The McCain campaign insists that the changes to their state campaign are “limited” and that key personnel remain in place albeit in slightly different roles. They also insist that they have the “strongest political organization” in either party, citing their volunteer network down to the county level and their long list of state office holders and legislators.

These three GOP contenders will be joined by Fred Thompson. Thompson has already visited the state in his “testing the waters” phase. Congressman Gresham Barrett (R-SC) is an early supporter and in a written statement described Republicans there as “enthused about him and his values.” Repeating Thompson’s familiar line he noted that “the waters are getting pretty warm for him.”

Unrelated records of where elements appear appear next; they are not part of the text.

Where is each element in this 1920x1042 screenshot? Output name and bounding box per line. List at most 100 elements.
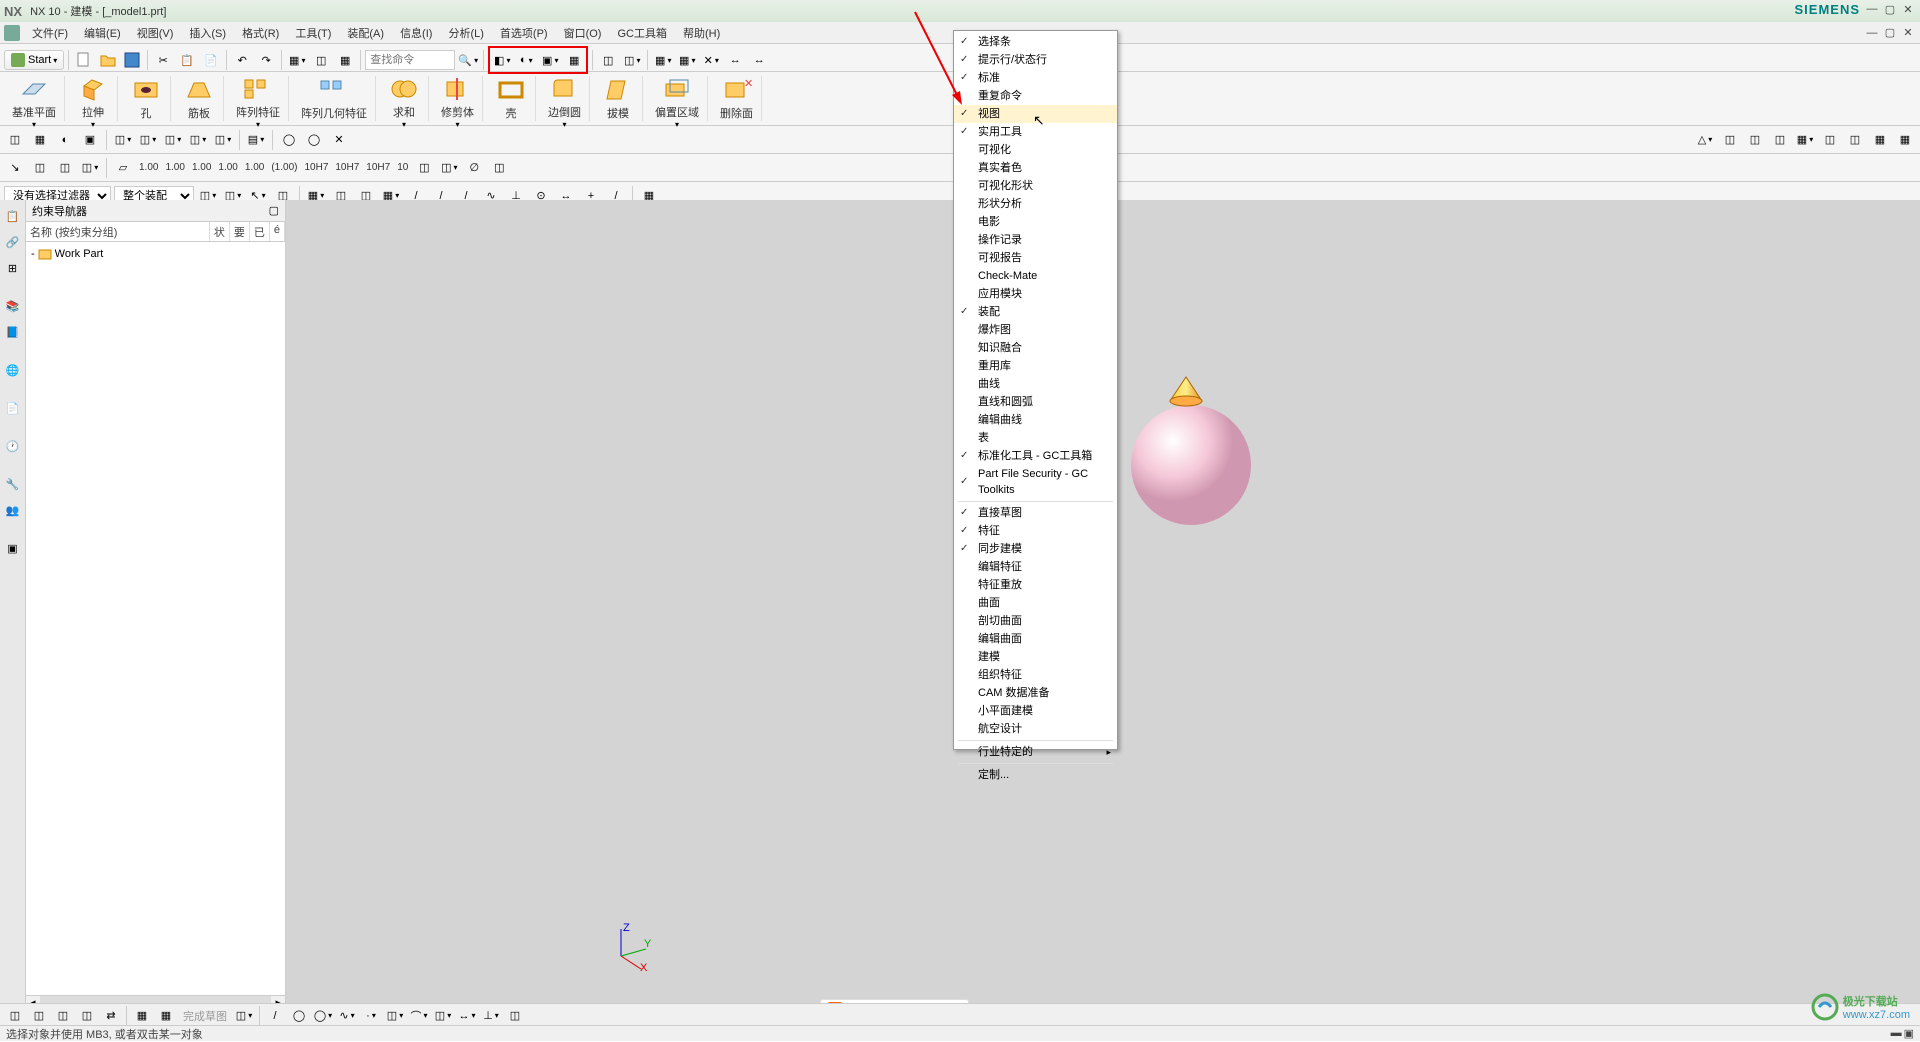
ctx-item-38[interactable]: 航空设计: [954, 720, 1117, 738]
doc-minimize[interactable]: —: [1864, 26, 1880, 40]
tab-part-navigator[interactable]: 📋: [2, 205, 24, 227]
tool-btn-8[interactable]: ✕▾: [700, 49, 722, 71]
bt-btn-13[interactable]: ⌒▾: [408, 1005, 430, 1027]
tab-web-browser[interactable]: 🌐: [2, 359, 24, 381]
ctx-item-4[interactable]: ✓视图: [954, 105, 1117, 123]
ctx-item-22[interactable]: 表: [954, 429, 1117, 447]
bt-btn-2[interactable]: ◫: [28, 1005, 50, 1027]
t2-btn-12[interactable]: ◯: [303, 129, 325, 151]
t2-btn-r9[interactable]: ▦: [1894, 129, 1916, 151]
bt-btn-8[interactable]: ◯: [288, 1005, 310, 1027]
bt-btn-14[interactable]: ◫▾: [432, 1005, 454, 1027]
bt-btn-1[interactable]: ◫: [4, 1005, 26, 1027]
command-search[interactable]: [365, 50, 455, 70]
paste-button[interactable]: 📄: [200, 49, 222, 71]
ctx-item-24[interactable]: ✓Part File Security - GC Toolkits: [954, 465, 1117, 499]
col-status[interactable]: 状: [210, 222, 230, 241]
menu-gctoolbox[interactable]: GC工具箱: [609, 23, 675, 43]
menu-format[interactable]: 格式(R): [234, 23, 287, 43]
bt-btn-9[interactable]: ◯▾: [312, 1005, 334, 1027]
tab-reuse-library[interactable]: 📚: [2, 295, 24, 317]
ctx-item-6[interactable]: 可视化: [954, 141, 1117, 159]
t2-btn-r4[interactable]: ◫: [1769, 129, 1791, 151]
tab-hd3d[interactable]: 📘: [2, 321, 24, 343]
ribbon-delete-face[interactable]: ✕删除面: [712, 76, 762, 121]
ribbon-datum-plane[interactable]: 基准平面▾: [4, 76, 65, 121]
t3-btn-4[interactable]: ◫▾: [79, 157, 101, 179]
menu-help[interactable]: 帮助(H): [675, 23, 728, 43]
menu-analysis[interactable]: 分析(L): [440, 23, 491, 43]
tool-btn-10[interactable]: ↔: [748, 49, 770, 71]
ctx-item-8[interactable]: 可视化形状: [954, 177, 1117, 195]
bt-btn-5[interactable]: ⇄: [100, 1005, 122, 1027]
t3-btn-6[interactable]: ◫: [413, 157, 435, 179]
menu-edit[interactable]: 编辑(E): [76, 23, 129, 43]
doc-restore[interactable]: ▢: [1882, 26, 1898, 40]
bt-btn-4[interactable]: ◫: [76, 1005, 98, 1027]
t3-btn-5[interactable]: ▱: [112, 157, 134, 179]
ctx-item-20[interactable]: 直线和圆弧: [954, 393, 1117, 411]
tool-btn-1[interactable]: ▦▾: [286, 49, 308, 71]
bt-btn-11[interactable]: ·▾: [360, 1005, 382, 1027]
ctx-item-33[interactable]: 编辑曲面: [954, 630, 1117, 648]
copy-button[interactable]: 📋: [176, 49, 198, 71]
ctx-item-19[interactable]: 曲线: [954, 375, 1117, 393]
bt-btn-17[interactable]: ◫: [504, 1005, 526, 1027]
ctx-item-14[interactable]: 应用模块: [954, 285, 1117, 303]
cut-button[interactable]: ✂: [152, 49, 174, 71]
ctx-item-35[interactable]: 组织特征: [954, 666, 1117, 684]
tool-btn-6[interactable]: ▦▾: [652, 49, 674, 71]
tab-history[interactable]: 📄: [2, 397, 24, 419]
bt-btn-16[interactable]: ⊥▾: [480, 1005, 502, 1027]
ctx-item-5[interactable]: ✓实用工具: [954, 123, 1117, 141]
ctx-item-7[interactable]: 真实着色: [954, 159, 1117, 177]
menu-insert[interactable]: 插入(S): [181, 23, 234, 43]
menu-tools[interactable]: 工具(T): [287, 23, 339, 43]
new-button[interactable]: [73, 49, 95, 71]
t2-btn-r8[interactable]: ▦: [1869, 129, 1891, 151]
t2-btn-4[interactable]: ▣: [79, 129, 101, 151]
menu-file[interactable]: 文件(F): [24, 23, 76, 43]
t2-btn-r5[interactable]: ▦▾: [1794, 129, 1816, 151]
bt-sketch-1[interactable]: ▦: [131, 1005, 153, 1027]
t2-btn-8[interactable]: ◫▾: [187, 129, 209, 151]
ctx-item-15[interactable]: ✓装配: [954, 303, 1117, 321]
bt-btn-12[interactable]: ◫▾: [384, 1005, 406, 1027]
t2-btn-3[interactable]: ◐: [54, 129, 76, 151]
col-applied[interactable]: 已: [250, 222, 270, 241]
tool-btn-9[interactable]: ↔: [724, 49, 746, 71]
tab-search[interactable]: 🕐: [2, 435, 24, 457]
t2-btn-6[interactable]: ◫▾: [137, 129, 159, 151]
t2-btn-r7[interactable]: ◫: [1844, 129, 1866, 151]
tool-btn-7[interactable]: ▦▾: [676, 49, 698, 71]
save-button[interactable]: [121, 49, 143, 71]
tab-assembly-navigator[interactable]: 🔗: [2, 231, 24, 253]
bt-btn-6[interactable]: ◫▾: [233, 1005, 255, 1027]
menu-prefs[interactable]: 首选项(P): [492, 23, 556, 43]
ctx-item-31[interactable]: 曲面: [954, 594, 1117, 612]
col-required[interactable]: 要: [230, 222, 250, 241]
t2-btn-9[interactable]: ◫▾: [212, 129, 234, 151]
ctx-item-18[interactable]: 重用库: [954, 357, 1117, 375]
t2-btn-13[interactable]: ✕: [328, 129, 350, 151]
ctx-item-28[interactable]: ✓同步建模: [954, 540, 1117, 558]
t2-btn-r3[interactable]: ◫: [1744, 129, 1766, 151]
maximize-button[interactable]: ▢: [1882, 2, 1898, 16]
t3-btn-8[interactable]: ∅: [463, 157, 485, 179]
t3-btn-3[interactable]: ◫: [54, 157, 76, 179]
ribbon-draft[interactable]: 拔模: [594, 76, 643, 121]
t3-btn-2[interactable]: ◫: [29, 157, 51, 179]
menu-view[interactable]: 视图(V): [129, 23, 182, 43]
undo-button[interactable]: ↶: [231, 49, 253, 71]
tab-roles[interactable]: 👥: [2, 499, 24, 521]
view-wire[interactable]: ◐▾: [515, 49, 537, 71]
t2-btn-10[interactable]: ▤▾: [245, 129, 267, 151]
nav-pin[interactable]: ▢: [269, 204, 279, 217]
tool-btn-4[interactable]: ◫: [597, 49, 619, 71]
tab-layer[interactable]: ▣: [2, 537, 24, 559]
ctx-item-30[interactable]: 特征重放: [954, 576, 1117, 594]
tab-sys-materials[interactable]: 🔧: [2, 473, 24, 495]
ctx-item-16[interactable]: 爆炸图: [954, 321, 1117, 339]
ctx-item-37[interactable]: 小平面建模: [954, 702, 1117, 720]
t2-btn-r6[interactable]: ◫: [1819, 129, 1841, 151]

Another supporter, freshman state representative Eric Bedingfield, was one of the few state representatives who resisted the entreaties of Speaker of the South Carolina House Bobby Harrell who endorsed McCain in January and corralled endorsements from 40 representatives. Bedingfield says “Definitely members will rethink and reevaluate” now that Thompson is entering and McCain’s fortunes are declining. Bedingfield cites Thompson’s “consistently conservative voting record” and “quaint appeal” as reasons why approximately ten state legislators have declared their support. The late start does not concern Bedingfield who jokes that “like baseball you don’t want to peak too soon.”

What about a dark horse? Dawson notes that Gov. Mike Huckabee (R-Ark.) “speaks our language” and has gotten some traction but currently lacks financing. Other campaigns point to Sen. Sam Brownback’s (R-Kan.) drawing power with religious conservatives.

However, none of these candidates has yet broken through to double digits in the polls.
If the campaigns seem surprisingly candid about discussing their opponents’ weaknesses this is nothing new to South Carolina. As Dawson acknowledges politics in this state is one of the “roughest’ in the nation and can quickly become “personal.” (McCain claims to have been the victim in 2000 of nasty push polling and personal slurs by Bush supporters.) Sullivan jokes that in a 24/7 news cycle “you could have Mother Teresa running and you’d have YouTube coverage” pop up.

So we may once again see a bare knuckles brawl in a state that prides itself on always picking the eventual GOP nominee — a track record they are happy to remind you is more accurate than New Hampshire or Iowa.